Rhode Island now joins other states that have introduced no-mail bills including Connecticut, Hawaii, Michigan, Missouri, New York, Texas, Vermont and Washington. Several other bills – in New York, Virginia, New Jersey and Washington – offer related measures, such as the creation of a do-not-mail registry of certain senior citizens and people with mental illness and a ban on mailing credit-card solicitations to people under 21 years.
“There are a lot of people who would prefer not to have their mailboxes bombarded with ads and other unwanted mail,” Rep. Segal, a Democrat whose district is in Providence and East Providence, said in a statement. “For many, it’s a matter of privacy or simply not wanting to waste their time and energy sorting through ads. But [advertising] mail also accounts for an incredible amount of waste, both when it’s created and when it’s thrown away.”

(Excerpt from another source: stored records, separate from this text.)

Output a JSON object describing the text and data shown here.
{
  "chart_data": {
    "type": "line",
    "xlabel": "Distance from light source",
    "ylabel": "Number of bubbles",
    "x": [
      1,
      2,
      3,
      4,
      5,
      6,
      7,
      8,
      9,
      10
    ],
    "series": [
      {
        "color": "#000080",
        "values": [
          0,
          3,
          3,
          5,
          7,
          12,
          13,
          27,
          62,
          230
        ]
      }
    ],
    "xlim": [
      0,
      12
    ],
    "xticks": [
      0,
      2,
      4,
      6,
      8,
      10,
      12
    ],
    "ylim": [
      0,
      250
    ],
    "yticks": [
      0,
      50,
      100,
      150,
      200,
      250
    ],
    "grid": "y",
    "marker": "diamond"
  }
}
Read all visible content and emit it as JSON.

The bill is similar to other state bills. It requires a list administrator, contracted through the Public Utilities Commission, to develop and continually update a list of all Rhode Islanders who wish to opt out of receiving unsolicited commercial mail.

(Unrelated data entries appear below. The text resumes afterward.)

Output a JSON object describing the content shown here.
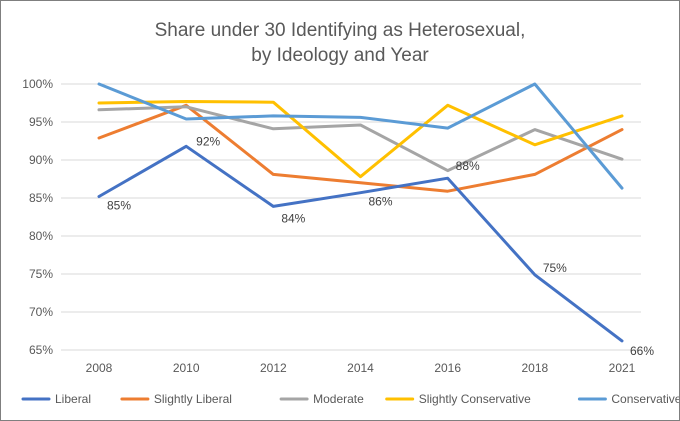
{
  "chart_data": {
    "type": "line",
    "title": [
      "Share under 30 Identifying as Heterosexual,",
      "by Ideology and Year"
    ],
    "xlabel": "",
    "ylabel": "",
    "categories": [
      "2008",
      "2010",
      "2012",
      "2014",
      "2016",
      "2018",
      "2021"
    ],
    "ylim": [
      65,
      100
    ],
    "yticks": [
      65,
      70,
      75,
      80,
      85,
      90,
      95,
      100
    ],
    "ytick_labels": [
      "65%",
      "70%",
      "75%",
      "80%",
      "85%",
      "90%",
      "95%",
      "100%"
    ],
    "grid": true,
    "legend_position": "bottom",
    "series": [
      {
        "name": "Liberal",
        "color": "#4472C4",
        "values": [
          85.2,
          91.8,
          83.9,
          85.7,
          87.6,
          74.9,
          66.2
        ],
        "data_labels": [
          "85%",
          "92%",
          "84%",
          "86%",
          "88%",
          "75%",
          "66%"
        ]
      },
      {
        "name": "Slightly Liberal",
        "color": "#ED7D31",
        "values": [
          92.9,
          97.2,
          88.1,
          87.0,
          85.9,
          88.1,
          94.0
        ]
      },
      {
        "name": "Moderate",
        "color": "#A5A5A5",
        "values": [
          96.6,
          97.0,
          94.1,
          94.6,
          88.6,
          94.0,
          90.1
        ]
      },
      {
        "name": "Slightly Conservative",
        "color": "#FFC000",
        "values": [
          97.5,
          97.7,
          97.6,
          87.8,
          97.2,
          92.0,
          95.8
        ]
      },
      {
        "name": "Conservative",
        "color": "#5B9BD5",
        "values": [
          100.0,
          95.4,
          95.8,
          95.6,
          94.2,
          100.0,
          86.3
        ]
      }
    ]
  }
}
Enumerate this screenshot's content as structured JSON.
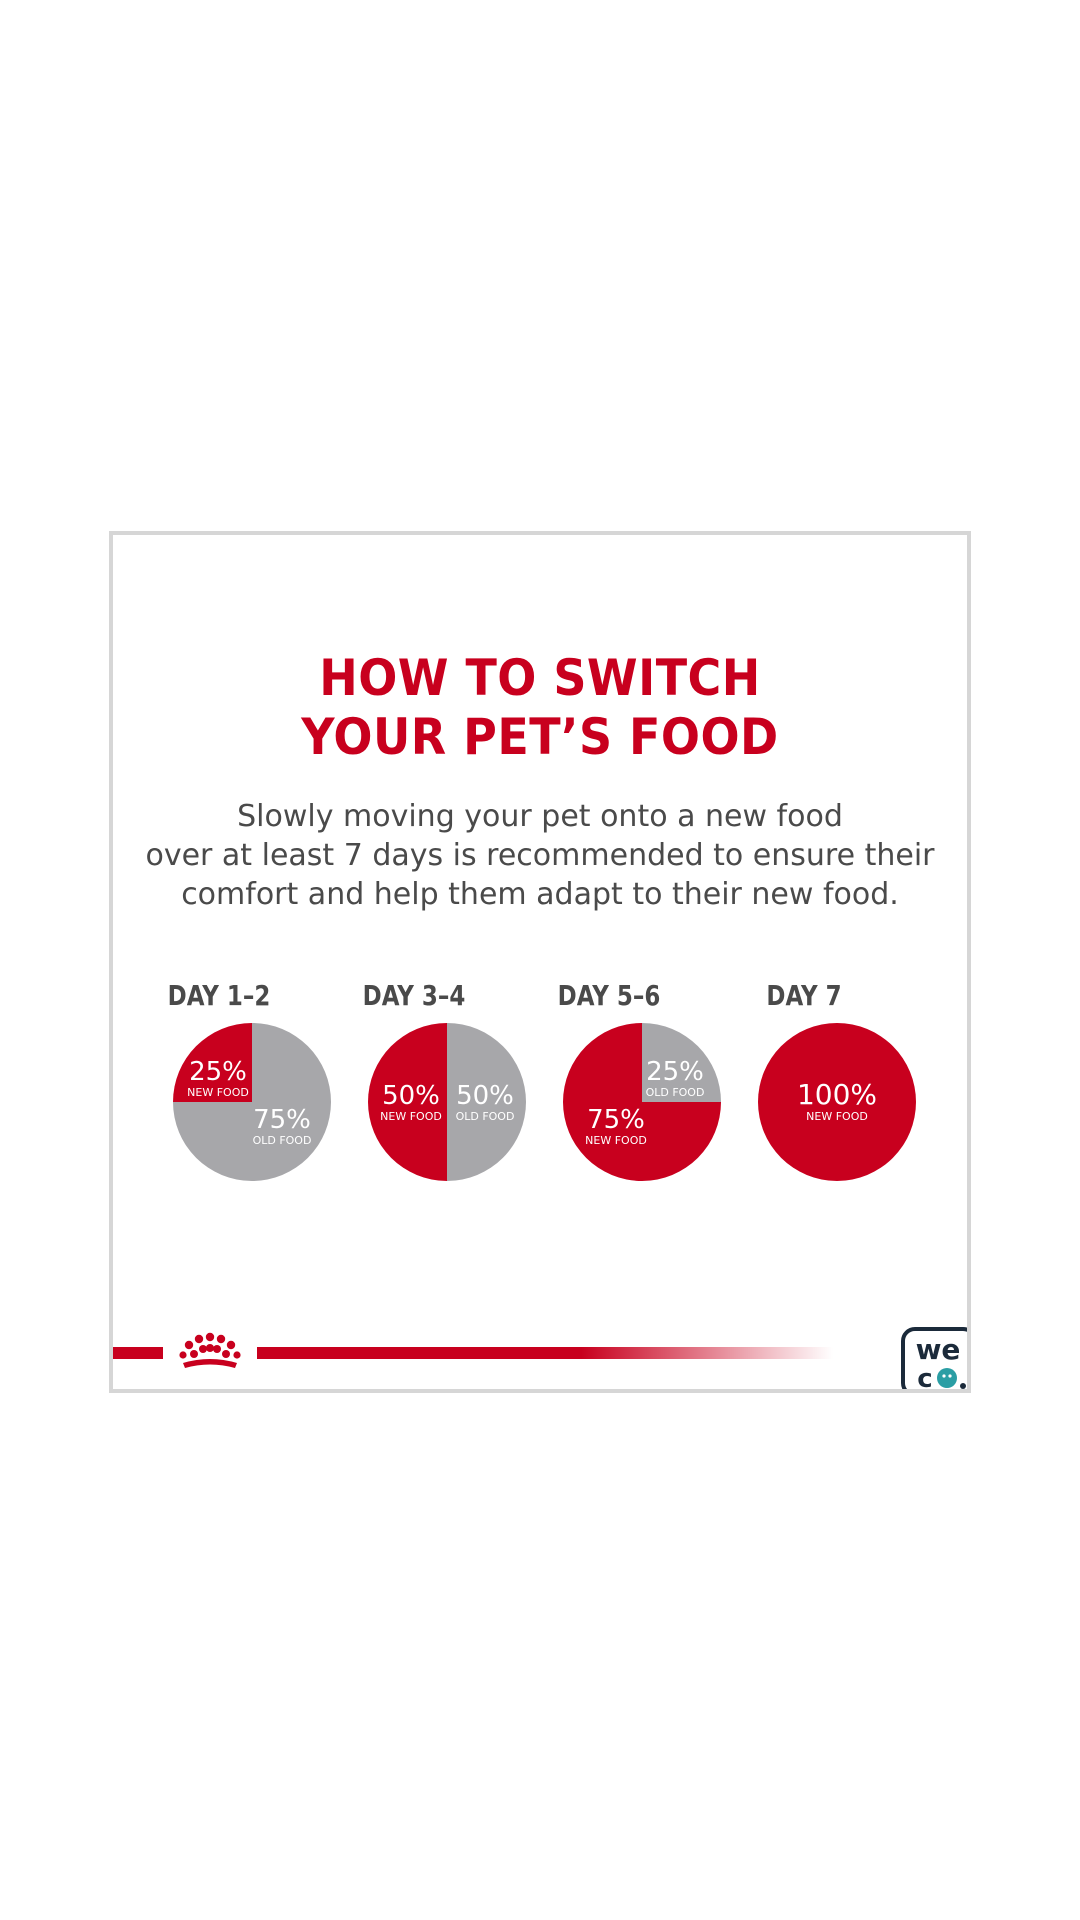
{
  "card": {
    "title_line1": "HOW TO SWITCH",
    "title_line2": "YOUR PET’S FOOD",
    "subtitle_line1": "Slowly moving your pet onto a new food",
    "subtitle_line2": "over at least 7 days is recommended to ensure their",
    "subtitle_line3": "comfort and help them adapt to their new food."
  },
  "colors": {
    "new_food": "#c8001e",
    "old_food": "#a7a7aa",
    "text_dark": "#4a4a4a",
    "logo_dark": "#1b2a3a",
    "logo_teal": "#2a9ea4"
  },
  "logos": {
    "brand_icon": "crown-icon",
    "weco_icon": "weco-logo-icon",
    "weco_text": "weco"
  },
  "chart_data": {
    "type": "pie",
    "categories": [
      "DAY 1–2",
      "DAY 3–4",
      "DAY 5–6",
      "DAY 7"
    ],
    "series": [
      {
        "name": "NEW FOOD",
        "values": [
          25,
          50,
          75,
          100
        ]
      },
      {
        "name": "OLD FOOD",
        "values": [
          75,
          50,
          25,
          0
        ]
      }
    ],
    "pies": [
      {
        "label": "DAY 1–2",
        "new_food": 25,
        "old_food": 75,
        "labels": {
          "new_pct": "25%",
          "new_txt": "NEW FOOD",
          "old_pct": "75%",
          "old_txt": "OLD FOOD"
        }
      },
      {
        "label": "DAY 3–4",
        "new_food": 50,
        "old_food": 50,
        "labels": {
          "new_pct": "50%",
          "new_txt": "NEW FOOD",
          "old_pct": "50%",
          "old_txt": "OLD FOOD"
        }
      },
      {
        "label": "DAY 5–6",
        "new_food": 75,
        "old_food": 25,
        "labels": {
          "new_pct": "75%",
          "new_txt": "NEW FOOD",
          "old_pct": "25%",
          "old_txt": "OLD FOOD"
        }
      },
      {
        "label": "DAY 7",
        "new_food": 100,
        "old_food": 0,
        "labels": {
          "new_pct": "100%",
          "new_txt": "NEW FOOD"
        }
      }
    ]
  }
}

Like the other states’ bill, any company wishing to send unsolicited mail to Rhode Islanders would be required to buy an updated copy of the opt-out registry from the state and remove anyone on it from its own mailing list under the bill. Anyone who is on the opt-out registry and receives unsolicited mail would be allowed to sue the sender and collect a $500 civil penalty.
The state attorney general would be authorized to take action against repeat offenders for civil penalties and injunctive relief.
Like the bills introduced in other statehouses, charities, political organizations and companies with whom a recipient has an established business relationship would be exempt from the law, though the legislation urges them to comply voluntarily. The bill also exempts small businesses of three or fewer employees.
The direct mail community is keeping a close eye on do-not-mail bills that have been introduced to state legislatures this year in hopes that passage of the bills is blocked.
The Direct Marketing Association, for example, is working with its state lobbyists and the Mail Moves America Coalition to educate consumers and states. The coalition, spearheaded by the DMA, is comprised of major mailing associations and other groups.